To allow Arc to use data from Apache Kafka, you must first establish a connection to Apache Kafka. There are two ways to establish this connection:

  • Add a Apache Kafka connector to your flow. Then, in the settings pane, click Create next to the Connection drop-down list.
  • Open the Arc Settings page, then open the Connections tab. Click Add, select Apache Kafka, and click Next.

Note:

  • The login process is only required the first time the connection is created.
  • Connections to Apache Kafka can be re-used across multiple Apache Kafka connectors.

Enter Connection Settings

After opening a new connection dialogue, follow these steps:

  1. Provide the requested information:

    • Name — The static name of the connection. Set this as desired.
    • Type — This is always set to Apache Kafka.
    • Auth Scheme — The authorization scheme to use for the connection. Options are Auto, None, Plain, Scram, and Kerberos.
    • User — (All schemes except None) The Apache Kafka username to use for logging in.
    • Password — (All schemes except None) The password for the user entered above.
    • Bootstrap Servers — The host/port pair to use for establishing the initial connection to Apache Kafka. If you are connecting to Confluent Cloud, you can find this on the Cluster settings.
  2. If needed, click Advanced to open the drop-down menu of advanced connection settings. These should not be needed in most cases.

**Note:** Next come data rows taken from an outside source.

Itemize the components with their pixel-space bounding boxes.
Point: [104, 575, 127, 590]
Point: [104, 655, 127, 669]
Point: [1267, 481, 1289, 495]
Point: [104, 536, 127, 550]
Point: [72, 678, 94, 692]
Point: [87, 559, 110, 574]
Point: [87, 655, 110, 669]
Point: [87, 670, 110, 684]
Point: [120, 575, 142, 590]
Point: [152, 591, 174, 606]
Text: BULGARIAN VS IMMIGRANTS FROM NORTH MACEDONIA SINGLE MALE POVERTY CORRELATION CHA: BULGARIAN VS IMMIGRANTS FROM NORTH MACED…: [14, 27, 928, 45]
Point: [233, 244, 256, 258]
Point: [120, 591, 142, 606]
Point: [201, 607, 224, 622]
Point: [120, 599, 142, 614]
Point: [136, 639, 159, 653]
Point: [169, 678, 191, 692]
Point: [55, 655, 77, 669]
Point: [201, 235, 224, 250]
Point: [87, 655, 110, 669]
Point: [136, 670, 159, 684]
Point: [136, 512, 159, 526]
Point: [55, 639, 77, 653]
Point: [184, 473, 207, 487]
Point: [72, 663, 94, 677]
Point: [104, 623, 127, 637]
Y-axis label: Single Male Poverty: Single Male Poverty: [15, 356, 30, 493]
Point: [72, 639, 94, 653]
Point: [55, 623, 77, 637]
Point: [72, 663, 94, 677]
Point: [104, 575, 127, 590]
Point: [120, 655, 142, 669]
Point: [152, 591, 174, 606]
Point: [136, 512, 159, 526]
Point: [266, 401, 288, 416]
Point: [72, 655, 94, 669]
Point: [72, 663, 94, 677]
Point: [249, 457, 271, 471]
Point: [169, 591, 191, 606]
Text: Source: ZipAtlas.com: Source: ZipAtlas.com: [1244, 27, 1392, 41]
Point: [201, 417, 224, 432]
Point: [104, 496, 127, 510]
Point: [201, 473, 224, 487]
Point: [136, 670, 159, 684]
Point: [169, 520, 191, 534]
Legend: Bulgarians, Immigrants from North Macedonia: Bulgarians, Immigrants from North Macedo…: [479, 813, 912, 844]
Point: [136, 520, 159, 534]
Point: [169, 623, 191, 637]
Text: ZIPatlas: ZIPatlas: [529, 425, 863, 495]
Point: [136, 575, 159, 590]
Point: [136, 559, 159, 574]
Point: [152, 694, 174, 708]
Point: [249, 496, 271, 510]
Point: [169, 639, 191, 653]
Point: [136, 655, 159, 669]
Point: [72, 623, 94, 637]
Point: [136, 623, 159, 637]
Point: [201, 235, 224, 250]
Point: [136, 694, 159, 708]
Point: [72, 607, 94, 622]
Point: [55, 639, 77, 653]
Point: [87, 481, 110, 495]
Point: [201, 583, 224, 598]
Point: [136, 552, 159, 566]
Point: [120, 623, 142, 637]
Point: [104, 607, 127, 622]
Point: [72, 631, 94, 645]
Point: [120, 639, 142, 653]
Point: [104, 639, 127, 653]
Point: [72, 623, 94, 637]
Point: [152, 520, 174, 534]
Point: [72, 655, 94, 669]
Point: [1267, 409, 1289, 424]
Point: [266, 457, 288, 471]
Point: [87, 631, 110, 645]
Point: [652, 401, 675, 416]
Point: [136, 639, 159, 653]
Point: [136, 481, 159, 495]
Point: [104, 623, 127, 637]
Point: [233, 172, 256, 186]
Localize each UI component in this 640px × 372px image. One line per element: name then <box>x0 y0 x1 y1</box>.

  3. Click Test Connection to ensure that Arc can connect to Apache Kafka with the provided information. If an error occurs, check all fields and try again.

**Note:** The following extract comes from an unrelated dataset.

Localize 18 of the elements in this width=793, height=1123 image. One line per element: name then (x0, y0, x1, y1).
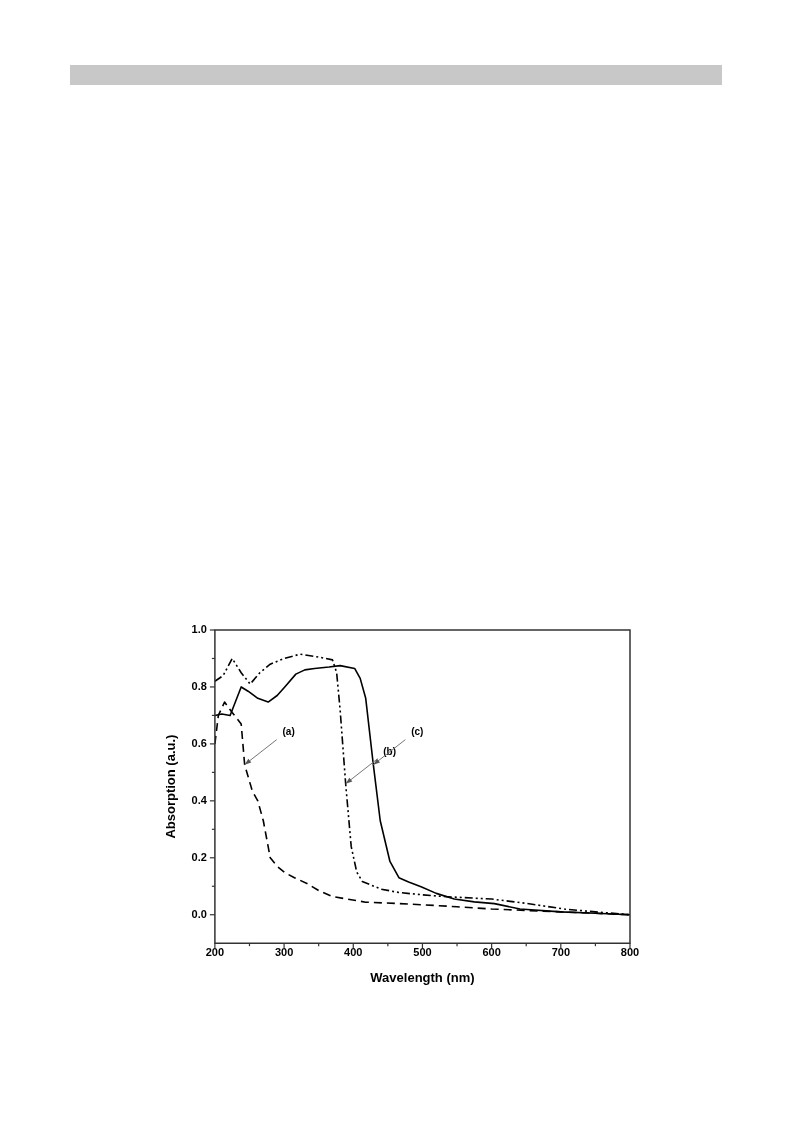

  4. Click Add Connection to finalize the connection.

  5. In the Connection drop-down list of the connector configuration pane, select the newly-created connection.

  6. In the Topic field, enter the Apache Kafka topic that you want to target.

  7. Click Save Changes.

Select an Action

After establishing a connection to Apache Kafka, you must choose the action that the Apache Kafka connector will perform. The table below outlines each action and where it belongs in an CData Arc flow:

Action Description Position in Flow
Produce Accepts input data from a file or another connector and sends it to Apache Kafka. End
Consume Checks the queue for messages and sends any data that it gets down the flow through the Output path. Middle

Produce

The Produce action sends input data to Apache Kafka. This data can come from other connectors or from files that you manually upload to the Input tab of the Apache Kafka connector. The Apache Kafka connector sends the input data to the topic you entered in the Topic field of the Configuration section.

Consume

The Consume action checks for messages in the Apache Kafka queue for the topic you entered in the Topic field of the Configuration section. You must set the following fields for this action:

  • Consumer Group ID: Specifies which group the consumers created by the connector should belong to.
  • Read Duration: The length of time (in seconds) that the connector will wait for messages to arrive. The connector will wait the full duration, regardless of the number of messages received.

Data processed through the Consume connector goes to the Output tab and travels down to the next steps of the Arc flow.